ブライダルパネルディスカッションIJT2026 

これからのアクションとして必要なことは?


大畠
これからのアクションとして、何が必要だと考えますか?

松村(サダマツ)
企業側からお客さまへ啓蒙・認知活動をするとともに、企業からはなぜエンゲージリングを販売するのかの社内啓蒙も行なっていくべきだと考えています。

大畠
エンゲージリングの必要性を問い直すということですね。

齋藤(ヴェルティー)
私はダイヤモンドのアップグレードという考え方を広められないかと考えています。
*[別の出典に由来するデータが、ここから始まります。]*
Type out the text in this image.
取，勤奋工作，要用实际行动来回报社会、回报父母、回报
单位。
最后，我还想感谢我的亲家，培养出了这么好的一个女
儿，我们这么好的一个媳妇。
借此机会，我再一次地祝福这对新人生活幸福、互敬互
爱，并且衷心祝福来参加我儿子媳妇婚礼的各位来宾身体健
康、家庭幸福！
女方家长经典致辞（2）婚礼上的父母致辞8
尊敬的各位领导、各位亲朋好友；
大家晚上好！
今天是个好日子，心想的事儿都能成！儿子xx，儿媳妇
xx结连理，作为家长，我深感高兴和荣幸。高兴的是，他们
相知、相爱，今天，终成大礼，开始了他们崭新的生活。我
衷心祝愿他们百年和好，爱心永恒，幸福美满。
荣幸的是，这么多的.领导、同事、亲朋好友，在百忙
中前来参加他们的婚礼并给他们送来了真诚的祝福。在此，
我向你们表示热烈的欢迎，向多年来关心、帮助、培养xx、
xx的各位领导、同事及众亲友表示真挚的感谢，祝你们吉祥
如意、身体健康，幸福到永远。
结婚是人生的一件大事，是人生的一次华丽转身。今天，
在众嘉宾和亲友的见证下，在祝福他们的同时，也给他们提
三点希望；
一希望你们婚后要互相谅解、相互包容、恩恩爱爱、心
人生の節目にダイヤモンドを育てていくという考え方で、プロポーズの時は0.2ctだったダイヤを結婚10年の節目で0.5ct、20年目には1ctと育てていくんです。逆に言えば最初から完璧を目指さなくていいんだと。そういった文化を醸成することはできないか、ビジネスモデルとして考えています。

大畠
人生のアニバーサリーにプラスオン、という考え方ですね。

六川(アート宝飾)
エンゲージリングへの憧れを醸成していくために、種まきとして幼少期からの意識づけが必要と考えています。また、ジュエリーショップには「信頼」が前提となりますので、スタッフの資格取得推進をバックアップしています。

大畠
プロフェッショナルを育てることの重要性ですね。このディスカッションでの頻出語は「エンゲージリングは必要なもの」であったと思います。日本ジュエリー協会が選んだキャッチコピー「カタチにしたっていいじゃない、愛だって。」とアイコンをご活用いただき、マーケットに元気を与えてくださることを協会としましてもご期待申し上げます。